With 215 producing wells in this field at the present time, some idea of the earning possibilities is indicated by individual well results. As an instance, well No. 88 was completed in June, 1917, with an initial production of 417 barrels daily, at a cost of $11,189. Its production to date aggregates 138,000 barrels, which yields a gross income of $672,000, and, after deducting drilling costs and operating expenses from the beginning, shows a net income balance of $650,891. This well is still flowing thirty barrels a day of the premium crude and the well known staying qualities of the eastern producing sands suggest that this well will eventually yield a net revenue to the company of approximately $1,000,000. A number of other wells in this field are making even greater producing and earning records, but not being as old as No. 88, the figures of this well would appear more conservative for illustration.
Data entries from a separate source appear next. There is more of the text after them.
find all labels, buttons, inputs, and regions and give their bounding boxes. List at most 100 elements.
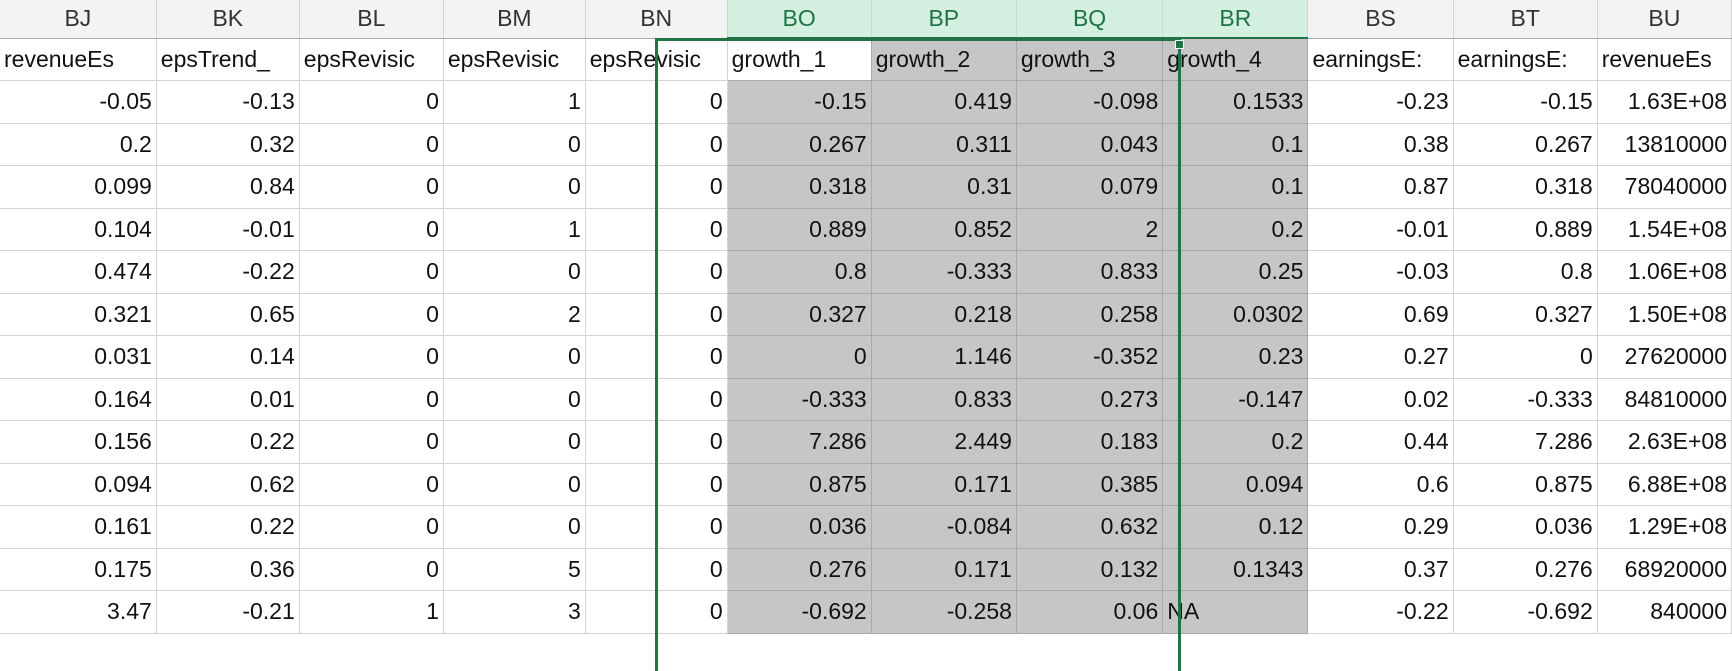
cell-bt[interactable]: -0.333	[1453, 378, 1598, 421]
cell-bs[interactable]: 0.44	[1307, 420, 1454, 464]
cell-bq[interactable]: 0.183	[1016, 420, 1164, 464]
cell-bn[interactable]: 0	[585, 335, 728, 379]
cell-bn[interactable]: 0	[585, 123, 728, 166]
cell-bt[interactable]: 0.8	[1453, 250, 1598, 294]
column-header-bo[interactable]: BO	[727, 0, 872, 39]
cell-bq[interactable]: 0.132	[1016, 548, 1164, 591]
cell-bs[interactable]: -0.01	[1307, 208, 1454, 251]
cell-bk[interactable]: 0.36	[156, 548, 300, 591]
cell-bu[interactable]: 84810000	[1597, 378, 1732, 421]
cell-bl[interactable]: 0	[299, 165, 444, 209]
cell-bt[interactable]: 0.276	[1453, 548, 1598, 591]
cell-bs[interactable]: 0.6	[1307, 463, 1454, 506]
cell-bp[interactable]: 0.171	[871, 548, 1017, 591]
cell-bk[interactable]: 0.32	[156, 123, 300, 166]
cell-bp[interactable]: 2.449	[871, 420, 1017, 464]
cell-bm[interactable]: 0	[443, 165, 586, 209]
cell-br[interactable]: 0.23	[1162, 335, 1309, 379]
cell-bl[interactable]: 0	[299, 463, 444, 506]
cell-bp[interactable]: 0.171	[871, 463, 1017, 506]
cell-bl[interactable]: 1	[299, 590, 444, 634]
cell-bt[interactable]: 0.267	[1453, 123, 1598, 166]
cell-bt[interactable]: 0.318	[1453, 165, 1598, 209]
cell-bt[interactable]: 0.327	[1453, 293, 1598, 336]
cell-header-bo[interactable]: growth_1	[727, 38, 872, 81]
cell-bl[interactable]: 0	[299, 293, 444, 336]
cell-bu[interactable]: 2.63E+08	[1597, 420, 1732, 464]
column-header-bj[interactable]: BJ	[0, 0, 157, 39]
cell-bo[interactable]: -0.15	[727, 80, 872, 124]
cell-bu[interactable]: 68920000	[1597, 548, 1732, 591]
cell-bm[interactable]: 3	[443, 590, 586, 634]
cell-bm[interactable]: 0	[443, 378, 586, 421]
cell-bt[interactable]: 0.889	[1453, 208, 1598, 251]
cell-bm[interactable]: 1	[443, 208, 586, 251]
cell-bq[interactable]: -0.352	[1016, 335, 1164, 379]
column-header-bs[interactable]: BS	[1307, 0, 1454, 39]
column-header-br[interactable]: BR	[1162, 0, 1309, 39]
cell-bj[interactable]: 0.156	[0, 420, 157, 464]
cell-header-bp[interactable]: growth_2	[871, 38, 1017, 81]
cell-bl[interactable]: 0	[299, 335, 444, 379]
cell-bm[interactable]: 1	[443, 80, 586, 124]
cell-bm[interactable]: 0	[443, 420, 586, 464]
cell-header-bj[interactable]: revenueEs	[0, 38, 157, 81]
column-header-bn[interactable]: BN	[585, 0, 728, 39]
cell-bo[interactable]: 0.889	[727, 208, 872, 251]
cell-bt[interactable]: 0	[1453, 335, 1598, 379]
cell-bp[interactable]: -0.258	[871, 590, 1017, 634]
cell-bq[interactable]: 0.273	[1016, 378, 1164, 421]
cell-br[interactable]: 0.1343	[1162, 548, 1309, 591]
cell-bk[interactable]: 0.01	[156, 378, 300, 421]
cell-bj[interactable]: 0.031	[0, 335, 157, 379]
cell-header-bk[interactable]: epsTrend_	[156, 38, 300, 81]
cell-bk[interactable]: -0.13	[156, 80, 300, 124]
cell-bu[interactable]: 6.88E+08	[1597, 463, 1732, 506]
cell-bn[interactable]: 0	[585, 548, 728, 591]
cell-bu[interactable]: 1.29E+08	[1597, 505, 1732, 549]
cell-header-br[interactable]: growth_4	[1162, 38, 1309, 81]
cell-bp[interactable]: 0.218	[871, 293, 1017, 336]
cell-bs[interactable]: 0.37	[1307, 548, 1454, 591]
cell-bq[interactable]: 0.385	[1016, 463, 1164, 506]
cell-bq[interactable]: -0.098	[1016, 80, 1164, 124]
cell-bt[interactable]: 0.875	[1453, 463, 1598, 506]
cell-header-bq[interactable]: growth_3	[1016, 38, 1164, 81]
cell-header-bs[interactable]: earningsE:	[1307, 38, 1454, 81]
cell-bm[interactable]: 5	[443, 548, 586, 591]
cell-bl[interactable]: 0	[299, 505, 444, 549]
cell-bm[interactable]: 0	[443, 335, 586, 379]
cell-bj[interactable]: 0.474	[0, 250, 157, 294]
cell-bu[interactable]: 13810000	[1597, 123, 1732, 166]
cell-header-bn[interactable]: epsRevisic	[585, 38, 728, 81]
cell-bs[interactable]: 0.27	[1307, 335, 1454, 379]
cell-bu[interactable]: 1.50E+08	[1597, 293, 1732, 336]
cell-bs[interactable]: 0.29	[1307, 505, 1454, 549]
cell-bu[interactable]: 1.63E+08	[1597, 80, 1732, 124]
column-header-bl[interactable]: BL	[299, 0, 444, 39]
cell-bk[interactable]: -0.01	[156, 208, 300, 251]
cell-bq[interactable]: 0.043	[1016, 123, 1164, 166]
cell-bo[interactable]: -0.692	[727, 590, 872, 634]
cell-br[interactable]: NA	[1162, 590, 1309, 634]
column-header-bm[interactable]: BM	[443, 0, 586, 39]
cell-br[interactable]: -0.147	[1162, 378, 1309, 421]
cell-bl[interactable]: 0	[299, 80, 444, 124]
cell-bk[interactable]: -0.21	[156, 590, 300, 634]
cell-br[interactable]: 0.094	[1162, 463, 1309, 506]
cell-bp[interactable]: 0.833	[871, 378, 1017, 421]
cell-bs[interactable]: -0.22	[1307, 590, 1454, 634]
cell-bp[interactable]: 0.31	[871, 165, 1017, 209]
cell-bl[interactable]: 0	[299, 420, 444, 464]
cell-bp[interactable]: 0.311	[871, 123, 1017, 166]
cell-bk[interactable]: 0.65	[156, 293, 300, 336]
cell-bs[interactable]: 0.02	[1307, 378, 1454, 421]
column-header-bp[interactable]: BP	[871, 0, 1017, 39]
cell-bo[interactable]: 0	[727, 335, 872, 379]
cell-br[interactable]: 0.1533	[1162, 80, 1309, 124]
cell-bu[interactable]: 78040000	[1597, 165, 1732, 209]
cell-br[interactable]: 0.0302	[1162, 293, 1309, 336]
cell-bj[interactable]: 0.2	[0, 123, 157, 166]
cell-bo[interactable]: 0.036	[727, 505, 872, 549]
cell-bj[interactable]: 0.164	[0, 378, 157, 421]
THIS NEXT PARAGRAPH IS VERY IMPORTANT

At the present time the physical properties of the Pure Oil Company include more than 5,000 producing oil wells located in the principal fields of this country; this does not include wells of the Humphrey Oil Company in which the Pure Oil Company has an important interest, and which company was the discoverer and dominant operator in the new Mexia, Texas field. In addition to its interest in the Humphreys Oil Company, Pure Oil has 50 per cent interest in the Humphreys-Pure Oil Pipe Line Company, having a complete pipe line system from Mexia, Texas to the Gulf Coast, with a terminal at Smith's Bluff, below Beaumont, and 50 per cent interest in the Humphreys-Pure Oil Refineries Corporation, which has tank farms and vast storage facilities at Mexia and at Smith's Bluff, Texas. Pure Oil Company's crude oil production at the present time, including that of its collateral interests, aggregates an amount in excess of 30,000 barrels a day. The company has 3,800 miles of pipe lines connecting more than 10,000 producing oil wells.

Humphrey's was a Sissonville boy.  See more HERE








Pure Oil Station At 5 Corners In Charleston WV

Cabin Creek Pure Oil

See more on this photo HERE



A Pure Oil Gas Station, built in 1933 and located at Saratoga Springs, New York, was listed on the National Register of Historic Places in 1978. Others stations like this have also been added.  Charleston has one of the best examples of this architecture and yet we havent even thought about saving it.

Across the United States, gas stations are slowly being rediscovered for their historic significance. They have even been included on statewide endangered property lists. Once spurned as out of place incursions or eyesores, historic stations are increasingly appreciated for their contribution to the character of a neighborhood, and the way they are easily adapted for new uses.